Minister for Health Leo Varadkar said he joins Tallaght Hospital in expressing regrets for the fact a 101- year-old woman was left waiting on a trolley for 26 hours.

He said it is not something that should happen in our health service, and it is important that hospitals prioritise very elderly people when beds become available.

Mr Varadkar said he regrets that was not done in this case, and he will be in touch with the hospital's CEO over the matter.

He also said he is not just blaming the hospital, as it is under an awful lot of pressure, which is why it is currently undergoing extension work. 

The Irish Association of Emergency Medicine said patients who have to remain on hospital trolleys for extended periods of time, have suffered an infringement of their human rights and have been subjected to inhuman and degrading treatment.

In statement, it said it is particularly concerned that the problem has got progressively worse over the last decade.

The association said the Department of Health must resolve the issue "before their inactivity causes further patients serious harm or death."

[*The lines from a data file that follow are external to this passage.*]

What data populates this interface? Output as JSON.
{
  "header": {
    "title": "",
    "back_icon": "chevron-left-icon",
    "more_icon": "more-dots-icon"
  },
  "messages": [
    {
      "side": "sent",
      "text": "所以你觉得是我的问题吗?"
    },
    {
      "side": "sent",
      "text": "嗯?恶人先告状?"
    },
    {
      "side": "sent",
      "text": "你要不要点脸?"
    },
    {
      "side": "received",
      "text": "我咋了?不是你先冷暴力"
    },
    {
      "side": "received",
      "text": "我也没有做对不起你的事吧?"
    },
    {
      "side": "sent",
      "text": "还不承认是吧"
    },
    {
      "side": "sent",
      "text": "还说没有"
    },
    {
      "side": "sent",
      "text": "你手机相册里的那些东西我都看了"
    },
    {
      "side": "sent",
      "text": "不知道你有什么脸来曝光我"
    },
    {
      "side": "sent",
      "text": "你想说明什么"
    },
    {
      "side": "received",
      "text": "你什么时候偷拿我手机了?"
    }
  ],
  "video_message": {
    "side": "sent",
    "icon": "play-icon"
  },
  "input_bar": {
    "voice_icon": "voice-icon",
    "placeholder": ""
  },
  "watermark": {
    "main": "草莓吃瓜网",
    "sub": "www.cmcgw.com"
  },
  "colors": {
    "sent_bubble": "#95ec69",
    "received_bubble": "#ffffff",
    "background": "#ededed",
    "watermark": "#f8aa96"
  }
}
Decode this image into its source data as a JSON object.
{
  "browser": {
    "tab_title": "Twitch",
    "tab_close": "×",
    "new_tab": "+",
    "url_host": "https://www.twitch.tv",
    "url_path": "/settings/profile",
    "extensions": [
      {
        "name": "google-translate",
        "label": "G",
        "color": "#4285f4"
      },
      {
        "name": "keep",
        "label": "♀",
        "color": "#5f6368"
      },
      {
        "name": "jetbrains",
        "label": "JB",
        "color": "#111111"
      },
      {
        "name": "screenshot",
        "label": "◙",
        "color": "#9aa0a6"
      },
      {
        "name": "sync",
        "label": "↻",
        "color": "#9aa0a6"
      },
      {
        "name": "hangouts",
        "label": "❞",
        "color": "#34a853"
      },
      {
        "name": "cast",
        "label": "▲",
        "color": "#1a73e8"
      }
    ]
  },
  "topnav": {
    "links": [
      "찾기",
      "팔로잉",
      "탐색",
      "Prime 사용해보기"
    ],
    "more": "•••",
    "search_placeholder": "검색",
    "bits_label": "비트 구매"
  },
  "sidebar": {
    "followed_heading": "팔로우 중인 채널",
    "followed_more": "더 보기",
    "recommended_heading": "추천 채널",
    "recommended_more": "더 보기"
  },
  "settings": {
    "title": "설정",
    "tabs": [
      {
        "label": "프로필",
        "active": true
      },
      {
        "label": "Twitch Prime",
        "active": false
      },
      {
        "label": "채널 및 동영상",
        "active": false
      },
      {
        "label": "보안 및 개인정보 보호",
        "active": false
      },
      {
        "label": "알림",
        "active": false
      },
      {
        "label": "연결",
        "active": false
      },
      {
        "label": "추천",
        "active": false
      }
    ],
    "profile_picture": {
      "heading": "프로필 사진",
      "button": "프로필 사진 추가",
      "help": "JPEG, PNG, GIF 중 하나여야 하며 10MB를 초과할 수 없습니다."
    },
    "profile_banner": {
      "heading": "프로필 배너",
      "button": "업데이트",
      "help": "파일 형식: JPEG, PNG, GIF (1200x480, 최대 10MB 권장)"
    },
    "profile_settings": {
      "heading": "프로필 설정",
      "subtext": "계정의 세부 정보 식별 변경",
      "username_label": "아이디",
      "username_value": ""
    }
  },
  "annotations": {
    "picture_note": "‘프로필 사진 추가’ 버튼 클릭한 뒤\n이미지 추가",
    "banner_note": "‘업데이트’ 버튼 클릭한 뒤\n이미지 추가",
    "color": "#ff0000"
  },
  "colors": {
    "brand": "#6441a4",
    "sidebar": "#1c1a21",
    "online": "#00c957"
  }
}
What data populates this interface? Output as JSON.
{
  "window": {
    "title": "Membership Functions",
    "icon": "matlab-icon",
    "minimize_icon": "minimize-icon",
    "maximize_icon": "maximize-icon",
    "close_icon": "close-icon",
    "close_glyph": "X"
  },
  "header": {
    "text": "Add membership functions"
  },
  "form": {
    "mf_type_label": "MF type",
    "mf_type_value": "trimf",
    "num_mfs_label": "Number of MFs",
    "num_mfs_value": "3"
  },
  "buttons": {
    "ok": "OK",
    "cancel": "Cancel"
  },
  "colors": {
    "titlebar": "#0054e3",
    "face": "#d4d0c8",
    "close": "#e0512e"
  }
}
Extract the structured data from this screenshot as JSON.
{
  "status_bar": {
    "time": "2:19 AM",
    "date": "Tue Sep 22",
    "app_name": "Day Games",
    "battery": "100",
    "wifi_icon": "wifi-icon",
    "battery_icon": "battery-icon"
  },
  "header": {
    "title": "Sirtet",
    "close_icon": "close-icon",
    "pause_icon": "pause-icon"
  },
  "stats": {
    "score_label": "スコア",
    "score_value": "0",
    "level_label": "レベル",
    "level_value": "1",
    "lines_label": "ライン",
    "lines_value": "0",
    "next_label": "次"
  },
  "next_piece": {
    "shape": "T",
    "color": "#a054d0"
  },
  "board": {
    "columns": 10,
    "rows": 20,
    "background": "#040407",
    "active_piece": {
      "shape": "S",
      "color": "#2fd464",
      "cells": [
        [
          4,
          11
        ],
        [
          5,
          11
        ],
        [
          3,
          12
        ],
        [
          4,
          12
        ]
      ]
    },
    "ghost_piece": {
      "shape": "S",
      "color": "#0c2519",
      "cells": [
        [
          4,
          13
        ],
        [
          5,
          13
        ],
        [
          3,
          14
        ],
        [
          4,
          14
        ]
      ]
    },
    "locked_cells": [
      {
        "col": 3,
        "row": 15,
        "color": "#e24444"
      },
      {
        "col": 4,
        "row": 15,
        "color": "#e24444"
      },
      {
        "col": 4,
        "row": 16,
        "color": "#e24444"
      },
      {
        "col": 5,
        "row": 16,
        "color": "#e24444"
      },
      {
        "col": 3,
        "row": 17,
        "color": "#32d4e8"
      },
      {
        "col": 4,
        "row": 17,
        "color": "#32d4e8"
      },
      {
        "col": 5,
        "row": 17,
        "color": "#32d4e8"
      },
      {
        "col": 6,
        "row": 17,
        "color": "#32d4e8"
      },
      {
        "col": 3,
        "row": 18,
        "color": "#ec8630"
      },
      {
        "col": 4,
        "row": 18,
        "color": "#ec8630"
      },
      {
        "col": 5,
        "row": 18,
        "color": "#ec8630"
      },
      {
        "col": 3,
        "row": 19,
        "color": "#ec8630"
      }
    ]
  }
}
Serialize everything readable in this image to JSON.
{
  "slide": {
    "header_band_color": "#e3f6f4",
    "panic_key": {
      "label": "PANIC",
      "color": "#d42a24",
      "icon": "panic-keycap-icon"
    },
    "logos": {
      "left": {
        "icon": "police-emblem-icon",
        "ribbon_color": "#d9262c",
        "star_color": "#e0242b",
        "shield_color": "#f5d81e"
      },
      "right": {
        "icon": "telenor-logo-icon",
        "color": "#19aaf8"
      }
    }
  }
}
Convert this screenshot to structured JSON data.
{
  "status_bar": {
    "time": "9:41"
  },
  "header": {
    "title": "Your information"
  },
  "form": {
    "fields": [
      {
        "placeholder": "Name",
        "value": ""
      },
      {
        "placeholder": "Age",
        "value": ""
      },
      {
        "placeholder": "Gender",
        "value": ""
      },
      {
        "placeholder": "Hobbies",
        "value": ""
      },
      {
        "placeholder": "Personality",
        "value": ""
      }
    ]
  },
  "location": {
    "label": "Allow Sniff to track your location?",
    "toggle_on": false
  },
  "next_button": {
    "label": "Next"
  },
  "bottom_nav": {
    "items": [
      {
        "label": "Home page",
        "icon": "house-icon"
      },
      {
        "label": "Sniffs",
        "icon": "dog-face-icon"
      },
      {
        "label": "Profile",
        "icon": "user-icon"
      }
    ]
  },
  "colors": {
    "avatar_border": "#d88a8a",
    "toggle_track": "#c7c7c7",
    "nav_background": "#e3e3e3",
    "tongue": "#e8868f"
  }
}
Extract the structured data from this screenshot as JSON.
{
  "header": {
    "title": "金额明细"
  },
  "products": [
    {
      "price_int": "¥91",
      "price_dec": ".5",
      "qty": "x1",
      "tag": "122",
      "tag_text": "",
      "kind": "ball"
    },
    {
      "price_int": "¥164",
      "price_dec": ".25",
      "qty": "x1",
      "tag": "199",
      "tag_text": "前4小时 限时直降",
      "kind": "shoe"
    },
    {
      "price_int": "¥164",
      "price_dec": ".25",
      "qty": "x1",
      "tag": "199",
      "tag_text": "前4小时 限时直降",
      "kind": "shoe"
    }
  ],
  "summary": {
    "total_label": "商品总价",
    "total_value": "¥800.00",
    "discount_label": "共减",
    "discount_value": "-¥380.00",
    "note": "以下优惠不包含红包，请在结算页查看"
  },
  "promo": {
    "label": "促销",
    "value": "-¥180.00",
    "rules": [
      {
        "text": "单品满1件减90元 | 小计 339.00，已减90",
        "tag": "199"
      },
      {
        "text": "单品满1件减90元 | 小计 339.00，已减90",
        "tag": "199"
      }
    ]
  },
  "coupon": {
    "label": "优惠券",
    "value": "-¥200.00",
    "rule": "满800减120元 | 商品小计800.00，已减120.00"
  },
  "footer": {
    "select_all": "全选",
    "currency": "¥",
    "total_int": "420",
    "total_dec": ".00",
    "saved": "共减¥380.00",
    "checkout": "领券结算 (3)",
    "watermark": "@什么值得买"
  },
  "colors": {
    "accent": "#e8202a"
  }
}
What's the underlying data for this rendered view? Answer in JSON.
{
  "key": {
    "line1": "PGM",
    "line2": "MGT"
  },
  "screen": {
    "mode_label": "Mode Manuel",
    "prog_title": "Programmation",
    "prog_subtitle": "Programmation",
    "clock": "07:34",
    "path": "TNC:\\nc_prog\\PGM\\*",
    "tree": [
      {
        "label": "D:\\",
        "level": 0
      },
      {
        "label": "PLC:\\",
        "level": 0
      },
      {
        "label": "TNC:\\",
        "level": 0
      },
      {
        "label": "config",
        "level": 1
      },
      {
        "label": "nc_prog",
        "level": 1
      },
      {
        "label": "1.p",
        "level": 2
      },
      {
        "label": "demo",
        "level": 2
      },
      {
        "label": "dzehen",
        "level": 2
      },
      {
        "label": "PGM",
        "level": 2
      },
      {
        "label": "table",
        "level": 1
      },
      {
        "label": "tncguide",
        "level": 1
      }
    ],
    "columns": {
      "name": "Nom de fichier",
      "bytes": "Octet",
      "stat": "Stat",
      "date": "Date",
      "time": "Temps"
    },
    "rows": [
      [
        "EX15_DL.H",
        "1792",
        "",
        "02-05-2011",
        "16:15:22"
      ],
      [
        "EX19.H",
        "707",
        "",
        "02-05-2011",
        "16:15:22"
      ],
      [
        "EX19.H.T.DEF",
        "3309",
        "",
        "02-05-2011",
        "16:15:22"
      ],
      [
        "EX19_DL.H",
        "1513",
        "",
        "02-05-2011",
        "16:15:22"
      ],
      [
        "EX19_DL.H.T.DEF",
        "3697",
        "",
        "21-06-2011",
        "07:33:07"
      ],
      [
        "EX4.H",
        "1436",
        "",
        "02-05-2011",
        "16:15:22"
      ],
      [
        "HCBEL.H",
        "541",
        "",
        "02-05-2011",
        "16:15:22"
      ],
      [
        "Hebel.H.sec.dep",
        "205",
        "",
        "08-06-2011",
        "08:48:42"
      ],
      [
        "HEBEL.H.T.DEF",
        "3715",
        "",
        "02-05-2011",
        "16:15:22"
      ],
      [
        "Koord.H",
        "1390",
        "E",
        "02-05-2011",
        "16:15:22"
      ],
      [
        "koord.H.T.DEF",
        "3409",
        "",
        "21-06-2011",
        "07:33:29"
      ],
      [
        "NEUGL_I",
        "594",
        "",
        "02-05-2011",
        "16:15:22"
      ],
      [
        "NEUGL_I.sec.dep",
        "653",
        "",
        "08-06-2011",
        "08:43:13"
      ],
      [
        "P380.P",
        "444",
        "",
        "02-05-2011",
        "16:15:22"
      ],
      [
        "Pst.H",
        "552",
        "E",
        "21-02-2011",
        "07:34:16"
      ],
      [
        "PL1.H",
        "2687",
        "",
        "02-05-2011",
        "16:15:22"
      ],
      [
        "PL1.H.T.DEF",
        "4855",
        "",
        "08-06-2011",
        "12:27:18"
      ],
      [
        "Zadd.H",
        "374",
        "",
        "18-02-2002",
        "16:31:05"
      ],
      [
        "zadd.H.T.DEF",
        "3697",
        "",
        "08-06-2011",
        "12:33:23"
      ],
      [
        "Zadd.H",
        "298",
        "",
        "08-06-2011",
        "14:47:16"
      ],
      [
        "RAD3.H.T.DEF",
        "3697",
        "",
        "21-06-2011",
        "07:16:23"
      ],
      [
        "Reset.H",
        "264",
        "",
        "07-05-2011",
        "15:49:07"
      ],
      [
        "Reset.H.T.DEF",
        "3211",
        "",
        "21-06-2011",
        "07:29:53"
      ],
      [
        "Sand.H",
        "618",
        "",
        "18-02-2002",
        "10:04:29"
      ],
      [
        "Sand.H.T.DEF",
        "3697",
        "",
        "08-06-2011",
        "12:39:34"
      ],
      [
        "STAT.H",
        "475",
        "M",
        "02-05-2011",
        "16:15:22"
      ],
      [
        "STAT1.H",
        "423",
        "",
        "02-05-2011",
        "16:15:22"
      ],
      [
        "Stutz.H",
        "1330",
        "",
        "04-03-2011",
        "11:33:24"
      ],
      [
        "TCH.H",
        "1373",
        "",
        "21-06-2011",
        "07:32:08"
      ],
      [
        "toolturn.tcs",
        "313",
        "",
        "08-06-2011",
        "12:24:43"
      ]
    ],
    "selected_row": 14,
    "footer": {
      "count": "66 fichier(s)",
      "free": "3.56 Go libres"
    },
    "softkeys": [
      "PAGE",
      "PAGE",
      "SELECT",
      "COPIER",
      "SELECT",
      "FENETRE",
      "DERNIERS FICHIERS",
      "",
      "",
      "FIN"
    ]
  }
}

Figures show there are 405 patients on trolleys or wards waiting for admission to a bed today.

The figures show that the worst affected hospitals are University Hospital Limerick with 48 patients, Beaumont Hospital where 37 patients are waiting and Our Lady of Lourdes in Drogheda with 35.

The figures are down on yesterday, when 467 patients were waiting.


Health Correspondent Fergal Bowers

This elderly woman was born in 1913. She had suffered a heart attack at the age of 89 and also had arthritis and low blood pressure.

She arrived at Tallaght Hospital on Monday afternoon with heart problems and a low blood count. She didn’t get a bed until Tuesday evening - at the age of 101 years she spent over 24 hours on a trolley before getting a bed. 

She was given a blood transfusion on the trolley and according to staff she was subjected to great indignity because of light and noise. 

Tallaght Hospital says it is precluded from commenting on individual cases but is aware of a delay that existed. It says it sincerely regrets any inconvenience experienced.

It also says it was experiencing demand pressures over the bank holiday weekend and work on a €5m upgrade is nearing completion.